Tuesday, 16 October 2007

Practices in the Dark: Unsafe Abortion in Nigeria

Imagine you're travelling down a dark alley in Lagos. The road is uneven; potholes and open gutters seem to cover every step as you walk home. Grilled suya and plantain drifts into the air from cluttered street stands, and high life music mixes with hip-hop in the city's medley of car horns. The only light to guide you comes from amber flames lit in tin trashcans, and you stretch your arms out in front of you with each step, feeling for anything you may not see in the dark.

Now imagine that a young girl is crouched behind a cement wall, not five feet away from you. You don't see her, but she's there. In her hands are a small hanger and a pair of knitting needles. She's about to perform surgery. Armed with nothing but a pair of sharp objects and a bucket of water, she stabs her uterus and cervix until she nearly faints, unsure of whether she'll live or die. Today is her fifteenth birthday.

This is Nigeria's reality. Every day young girls and women perform unsafe abortions on themselves to terminate unwanted pregnancies, and no one notices. Moral and cultural beliefs prevent open dialogue about abortion, and laws prohibiting the procedure unless in order to save a woman's life make it very difficult for women to seek help when faced with an unwanted or accidental pregnancy. Because of this women must turn to private or unlicensed clinics, traditional healers, or themselves to terminate their pregnancy, which often ends with serious medical complications.
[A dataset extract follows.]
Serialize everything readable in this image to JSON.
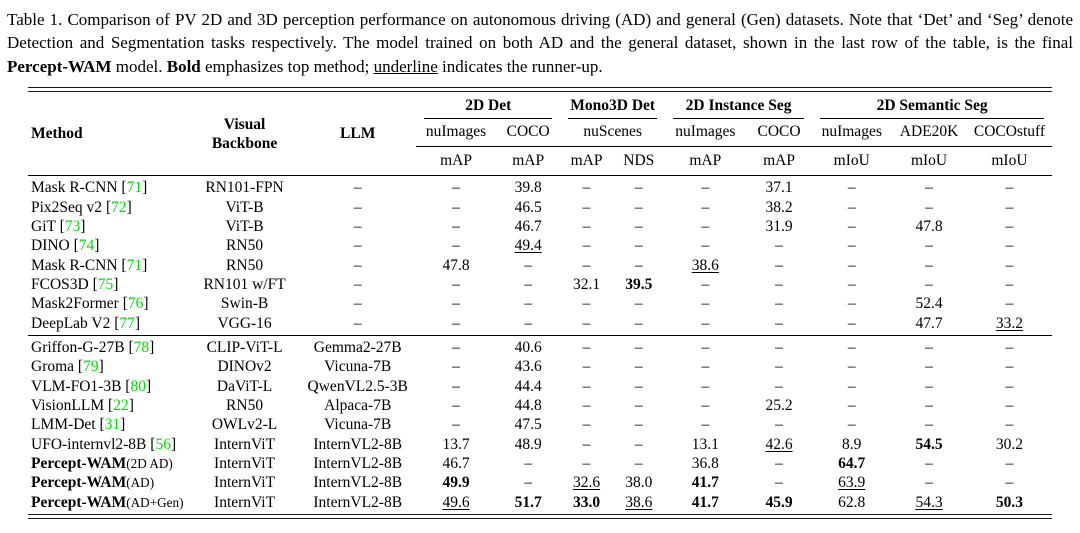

According to the World Health Organization, an unsafe abortion is “a procedure for terminating an unwanted pregnancy either by persons lacking the necessary skills or in an environment lacking the minimal medical standards, or both.” Untrained medical practitioners, incorrect equipment, and unsanitary conditions in developing areas combined with certain laws that restrict abortion as a legal practice can lead to unsafe abortions for such women, resulting in deaths or serious infections that lead to infertility.

About 20 million, or approximately half, of the induced abortions each year are estimated to be unsafe. Out of these 20 million, ninety-five percent occur in developing countries like Nigeria.
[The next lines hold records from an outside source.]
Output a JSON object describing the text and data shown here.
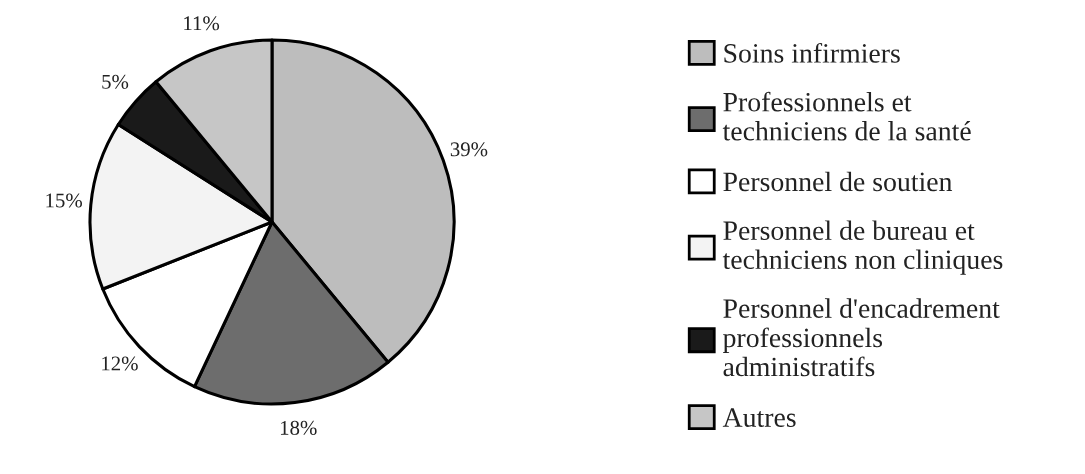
{
  "chart_data": {
    "type": "pie",
    "categories": [
      "Soins infirmiers",
      "Professionnels et\ntechniciens de la santé",
      "Personnel de soutien",
      "Personnel de bureau et\ntechniciens non cliniques",
      "Personnel d'encadrement\nprofessionnels\nadministratifs",
      "Autres"
    ],
    "values": [
      39,
      18,
      12,
      15,
      5,
      11
    ],
    "colors": [
      "#bdbdbd",
      "#6d6d6d",
      "#ffffff",
      "#f3f3f3",
      "#1a1a1a",
      "#c6c6c6"
    ],
    "value_labels": [
      "39%",
      "18%",
      "12%",
      "15%",
      "5%",
      "11%"
    ],
    "legend": "right"
  }
}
But most deaths and complications from unsafe abortions are preventable. Abortions performed by trained health care providers with proper equipment, correct technique and sanitary standards are relatively simple and safe. According to the Alan Guttmacher Institute in the United States, the likelihood of women dying as a result of abortion performed with modern methods is no more than one per 100,000 procedures. In developing countries, this figure is several hundred times higher. This is due to factors like discrimination against abortion patients, inaccessible services in rural areas, poor medical equipment, and lack of attention to patients' medical, social, and cultural circumstances.

There is hope, however, for Nigerian women who face the uncertainty of an unwanted pregnancy. Many organizations and advocacy groups, such as Centre for Reproductive Rights and World Health Organization, have advocated that abortion procedures be made legal in non-emergency situations, to avoid women visiting non-licensed medical practitioners and putting themselves at risk of illness or death. These organizations demand that abortion delivery be improved around the world, and recommend the use of manual vacuum aspirations (MVA) for treatment of complications, that health care providers should be trained in the use of MVA, and that post abortion care services should be established throughout to offer contraceptive counseling and services to women who've had an abortion.

With these organizations lobbying for safe abortion practices, and with the rise of women undergoing painful procedures to terminate unwanted pregnancies, the Nigerian government will have to re-examine its abortion policies and determine whether the lives of thousands of women are worth throwing into the dark.